Hz. İbrahim (as). Gördüğü bir rüya üzerine oğlu İsmail'i kurban etmek üzere boğazına bıçak dayadığında, oğlunun cennetten gelecek bir koçla kesilmekten kurtarılacağını bilemiyordu. Ama Allah'a itimadı ve tevekkülü tam olunca, mucizeler peş peşe zuhur etti. Cebrail tarafından Cennetten bir koç getirilip İsmail’in yerine kurban edildi.

Kur’an bu mucizevî olayı şöyle anlatır: (وَنَادَيْنَاهُ أَن يَا إِبْرَاهِيمُ قَدْ صَدَّقْتَ الرُّؤْيَا ۚإِنَّا كَذَٰلِكَ نَجْزِي الْمُحْسِنِينَ إِنَّ هَٰذَا لَهُوَ الْبَلَاءُ الْمُبِينُ وَفَدَيْنَاهُ بِذِبْحٍ عَظِيمٍ) “Biz İbrahim’e, ‘Ey İbrahim! Hakikaten rüyaya sadâkat gösterdin. İşte biz iyilik edenleri böyle mükâfatlandırırız. Şüphesiz ki bu, gerçekten apaçık bir imtihandır’ diye seslendik. Ve biz, (oğlunun canına) bedel olarak ona iri bir kurbanlık verdik.” [Saffât, 37/104-107]

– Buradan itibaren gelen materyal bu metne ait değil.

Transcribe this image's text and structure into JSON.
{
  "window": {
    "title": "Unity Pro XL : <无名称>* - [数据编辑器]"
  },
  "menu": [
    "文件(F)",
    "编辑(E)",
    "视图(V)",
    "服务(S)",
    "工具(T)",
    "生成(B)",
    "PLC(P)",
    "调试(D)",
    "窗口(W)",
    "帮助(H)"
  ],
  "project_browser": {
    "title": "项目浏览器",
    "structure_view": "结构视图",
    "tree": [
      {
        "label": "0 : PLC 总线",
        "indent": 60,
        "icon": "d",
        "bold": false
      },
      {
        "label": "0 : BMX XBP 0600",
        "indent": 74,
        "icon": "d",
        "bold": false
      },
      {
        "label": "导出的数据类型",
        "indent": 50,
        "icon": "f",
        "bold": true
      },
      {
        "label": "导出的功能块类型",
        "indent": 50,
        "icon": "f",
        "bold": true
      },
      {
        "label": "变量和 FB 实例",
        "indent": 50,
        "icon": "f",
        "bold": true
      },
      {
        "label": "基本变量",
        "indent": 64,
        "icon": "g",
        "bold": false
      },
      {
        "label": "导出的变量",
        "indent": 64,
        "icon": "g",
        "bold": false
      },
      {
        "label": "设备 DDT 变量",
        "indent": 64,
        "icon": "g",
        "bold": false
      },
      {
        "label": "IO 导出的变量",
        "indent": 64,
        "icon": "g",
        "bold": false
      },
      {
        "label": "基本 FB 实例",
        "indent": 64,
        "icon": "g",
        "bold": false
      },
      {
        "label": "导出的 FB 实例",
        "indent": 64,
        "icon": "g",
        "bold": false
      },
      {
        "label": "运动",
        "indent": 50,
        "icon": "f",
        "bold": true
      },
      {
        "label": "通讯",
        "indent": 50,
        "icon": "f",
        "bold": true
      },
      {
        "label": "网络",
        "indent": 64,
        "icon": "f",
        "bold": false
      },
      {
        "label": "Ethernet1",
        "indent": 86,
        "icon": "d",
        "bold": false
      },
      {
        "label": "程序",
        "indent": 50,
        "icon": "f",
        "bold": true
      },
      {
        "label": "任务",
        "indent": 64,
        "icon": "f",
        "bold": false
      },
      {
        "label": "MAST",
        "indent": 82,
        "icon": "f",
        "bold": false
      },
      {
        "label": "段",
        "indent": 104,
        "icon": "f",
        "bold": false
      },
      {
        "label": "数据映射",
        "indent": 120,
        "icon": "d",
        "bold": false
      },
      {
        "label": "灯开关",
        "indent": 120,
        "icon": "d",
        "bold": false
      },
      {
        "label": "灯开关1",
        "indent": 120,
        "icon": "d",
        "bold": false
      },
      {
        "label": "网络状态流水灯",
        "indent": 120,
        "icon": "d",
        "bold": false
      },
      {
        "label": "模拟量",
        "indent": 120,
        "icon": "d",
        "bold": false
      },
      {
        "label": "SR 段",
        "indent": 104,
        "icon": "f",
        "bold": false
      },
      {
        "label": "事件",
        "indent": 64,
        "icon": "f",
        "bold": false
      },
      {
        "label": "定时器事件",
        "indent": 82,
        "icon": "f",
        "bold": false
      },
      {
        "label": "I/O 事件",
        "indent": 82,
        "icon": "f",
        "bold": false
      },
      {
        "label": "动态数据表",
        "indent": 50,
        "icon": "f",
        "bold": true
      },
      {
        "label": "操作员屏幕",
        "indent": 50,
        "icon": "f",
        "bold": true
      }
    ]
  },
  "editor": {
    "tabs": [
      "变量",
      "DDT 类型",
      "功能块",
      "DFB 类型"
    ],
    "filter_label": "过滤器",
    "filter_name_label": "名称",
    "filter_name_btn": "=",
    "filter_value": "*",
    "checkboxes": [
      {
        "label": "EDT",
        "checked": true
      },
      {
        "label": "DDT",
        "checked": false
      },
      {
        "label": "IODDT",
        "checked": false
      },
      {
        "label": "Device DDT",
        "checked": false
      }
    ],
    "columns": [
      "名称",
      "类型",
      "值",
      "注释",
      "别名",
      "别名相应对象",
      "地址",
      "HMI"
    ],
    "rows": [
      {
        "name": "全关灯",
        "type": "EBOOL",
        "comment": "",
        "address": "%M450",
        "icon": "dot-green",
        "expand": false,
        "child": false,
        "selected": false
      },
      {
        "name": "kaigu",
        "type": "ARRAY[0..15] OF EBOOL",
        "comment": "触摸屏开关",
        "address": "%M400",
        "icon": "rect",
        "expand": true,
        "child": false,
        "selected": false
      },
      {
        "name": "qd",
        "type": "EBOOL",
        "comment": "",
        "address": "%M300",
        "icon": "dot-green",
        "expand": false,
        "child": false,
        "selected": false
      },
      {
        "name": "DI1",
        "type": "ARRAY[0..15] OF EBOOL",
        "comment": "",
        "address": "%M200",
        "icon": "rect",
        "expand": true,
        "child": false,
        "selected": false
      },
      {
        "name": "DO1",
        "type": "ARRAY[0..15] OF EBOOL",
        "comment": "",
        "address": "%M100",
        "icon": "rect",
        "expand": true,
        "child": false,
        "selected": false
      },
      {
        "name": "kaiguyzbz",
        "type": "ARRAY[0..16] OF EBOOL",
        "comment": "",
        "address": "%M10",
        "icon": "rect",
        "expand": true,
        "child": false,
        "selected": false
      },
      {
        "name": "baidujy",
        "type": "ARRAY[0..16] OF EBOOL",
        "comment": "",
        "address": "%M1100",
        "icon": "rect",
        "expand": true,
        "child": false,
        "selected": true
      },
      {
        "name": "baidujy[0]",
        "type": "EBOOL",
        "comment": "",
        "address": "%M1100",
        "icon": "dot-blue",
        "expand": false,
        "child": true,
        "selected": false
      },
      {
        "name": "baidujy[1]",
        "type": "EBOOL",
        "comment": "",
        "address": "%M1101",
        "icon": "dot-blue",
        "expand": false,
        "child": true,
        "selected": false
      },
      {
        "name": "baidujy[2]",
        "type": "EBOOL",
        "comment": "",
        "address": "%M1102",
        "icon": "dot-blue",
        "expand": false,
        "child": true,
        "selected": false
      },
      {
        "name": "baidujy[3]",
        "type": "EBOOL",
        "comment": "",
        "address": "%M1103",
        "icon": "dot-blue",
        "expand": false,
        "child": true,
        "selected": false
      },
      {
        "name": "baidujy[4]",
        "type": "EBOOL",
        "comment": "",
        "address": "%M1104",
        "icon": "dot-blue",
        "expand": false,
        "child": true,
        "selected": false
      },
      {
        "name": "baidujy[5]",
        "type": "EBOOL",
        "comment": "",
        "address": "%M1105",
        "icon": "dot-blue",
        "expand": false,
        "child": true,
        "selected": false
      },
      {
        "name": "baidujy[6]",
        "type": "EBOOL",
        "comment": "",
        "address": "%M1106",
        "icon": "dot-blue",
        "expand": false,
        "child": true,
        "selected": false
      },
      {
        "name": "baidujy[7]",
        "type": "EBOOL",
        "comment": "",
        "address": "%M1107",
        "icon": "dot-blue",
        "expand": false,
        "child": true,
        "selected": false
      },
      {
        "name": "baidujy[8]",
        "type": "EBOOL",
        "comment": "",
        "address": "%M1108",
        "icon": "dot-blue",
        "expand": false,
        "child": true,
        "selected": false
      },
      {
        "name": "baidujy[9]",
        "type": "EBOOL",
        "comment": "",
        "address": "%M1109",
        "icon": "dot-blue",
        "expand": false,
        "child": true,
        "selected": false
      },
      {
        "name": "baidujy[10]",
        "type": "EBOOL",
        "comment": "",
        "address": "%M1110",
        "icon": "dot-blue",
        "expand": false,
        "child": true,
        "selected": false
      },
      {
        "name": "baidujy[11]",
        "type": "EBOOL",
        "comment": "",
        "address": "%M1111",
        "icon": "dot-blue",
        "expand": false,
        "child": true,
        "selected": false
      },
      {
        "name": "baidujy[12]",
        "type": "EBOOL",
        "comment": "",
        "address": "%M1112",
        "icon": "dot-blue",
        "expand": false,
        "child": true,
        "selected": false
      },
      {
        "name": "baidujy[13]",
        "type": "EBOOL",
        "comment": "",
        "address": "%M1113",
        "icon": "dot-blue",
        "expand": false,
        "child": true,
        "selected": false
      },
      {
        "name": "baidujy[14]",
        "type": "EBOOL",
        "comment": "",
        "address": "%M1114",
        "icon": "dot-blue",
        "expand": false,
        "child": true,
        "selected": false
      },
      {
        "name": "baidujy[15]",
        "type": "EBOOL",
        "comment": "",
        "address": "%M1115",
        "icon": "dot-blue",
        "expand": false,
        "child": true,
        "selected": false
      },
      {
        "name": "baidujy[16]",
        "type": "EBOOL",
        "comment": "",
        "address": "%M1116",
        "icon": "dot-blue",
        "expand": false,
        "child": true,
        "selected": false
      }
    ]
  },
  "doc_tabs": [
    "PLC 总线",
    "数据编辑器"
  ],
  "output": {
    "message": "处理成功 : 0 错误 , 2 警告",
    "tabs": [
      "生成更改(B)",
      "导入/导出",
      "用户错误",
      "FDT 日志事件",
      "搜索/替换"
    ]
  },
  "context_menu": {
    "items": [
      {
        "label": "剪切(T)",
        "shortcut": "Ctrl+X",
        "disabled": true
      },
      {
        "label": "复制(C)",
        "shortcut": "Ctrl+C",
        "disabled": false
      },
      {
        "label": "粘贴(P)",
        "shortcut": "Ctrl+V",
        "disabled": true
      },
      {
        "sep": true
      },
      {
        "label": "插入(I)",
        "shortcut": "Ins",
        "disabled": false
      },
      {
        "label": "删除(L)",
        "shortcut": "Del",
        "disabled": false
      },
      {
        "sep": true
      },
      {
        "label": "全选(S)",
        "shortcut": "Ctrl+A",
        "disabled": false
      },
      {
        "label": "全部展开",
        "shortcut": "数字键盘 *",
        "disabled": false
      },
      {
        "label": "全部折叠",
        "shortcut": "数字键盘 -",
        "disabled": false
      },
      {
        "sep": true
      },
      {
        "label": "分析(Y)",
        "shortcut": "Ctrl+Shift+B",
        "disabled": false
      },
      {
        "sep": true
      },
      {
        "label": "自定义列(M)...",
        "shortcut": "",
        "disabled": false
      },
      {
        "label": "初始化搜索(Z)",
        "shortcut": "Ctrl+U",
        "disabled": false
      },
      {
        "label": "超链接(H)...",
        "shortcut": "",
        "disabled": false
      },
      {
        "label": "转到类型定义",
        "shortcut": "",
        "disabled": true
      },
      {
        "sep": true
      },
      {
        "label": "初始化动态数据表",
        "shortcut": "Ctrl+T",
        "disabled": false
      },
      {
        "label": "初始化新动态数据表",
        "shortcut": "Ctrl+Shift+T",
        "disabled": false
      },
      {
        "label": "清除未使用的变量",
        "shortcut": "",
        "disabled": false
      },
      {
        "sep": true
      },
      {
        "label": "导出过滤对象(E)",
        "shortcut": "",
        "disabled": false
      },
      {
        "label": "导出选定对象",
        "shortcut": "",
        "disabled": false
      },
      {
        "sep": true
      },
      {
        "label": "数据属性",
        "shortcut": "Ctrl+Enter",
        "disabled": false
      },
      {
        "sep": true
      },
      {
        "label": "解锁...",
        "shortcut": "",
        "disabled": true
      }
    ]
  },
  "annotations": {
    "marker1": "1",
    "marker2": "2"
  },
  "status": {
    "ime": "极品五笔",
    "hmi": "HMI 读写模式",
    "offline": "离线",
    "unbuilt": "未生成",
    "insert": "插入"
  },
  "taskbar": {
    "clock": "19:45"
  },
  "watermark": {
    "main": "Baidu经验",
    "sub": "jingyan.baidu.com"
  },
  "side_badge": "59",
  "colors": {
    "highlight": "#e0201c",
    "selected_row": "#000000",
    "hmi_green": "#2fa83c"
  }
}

Hz. İbrahim’in elinde zuhur eden bu mucize, o günden beri Müslümanların bayramda kurban kesmeleri için azim bir işaret oldu.

Allah Yusuf (as)'ı hapishaneden çıkaracağı zaman zindanın kapılarını kırdırıp onu çıkarmadı elbette. Aksine Mısır hükümdarı bir rüya görmüştü. Onun rüyası da ancak ve ancak yıllardır sabırla zindanda bekleyen Bilge Yusuf tarafından tabir edilebilirdi. Bütün rüya tabircileri rüyayı tabir etmekten aciz kalınca hükümdar, Rüyasını tabir eden Bilge Yusuf'u zindandan çıkarmakla kalmadı onu Mısır azizi de yaptı.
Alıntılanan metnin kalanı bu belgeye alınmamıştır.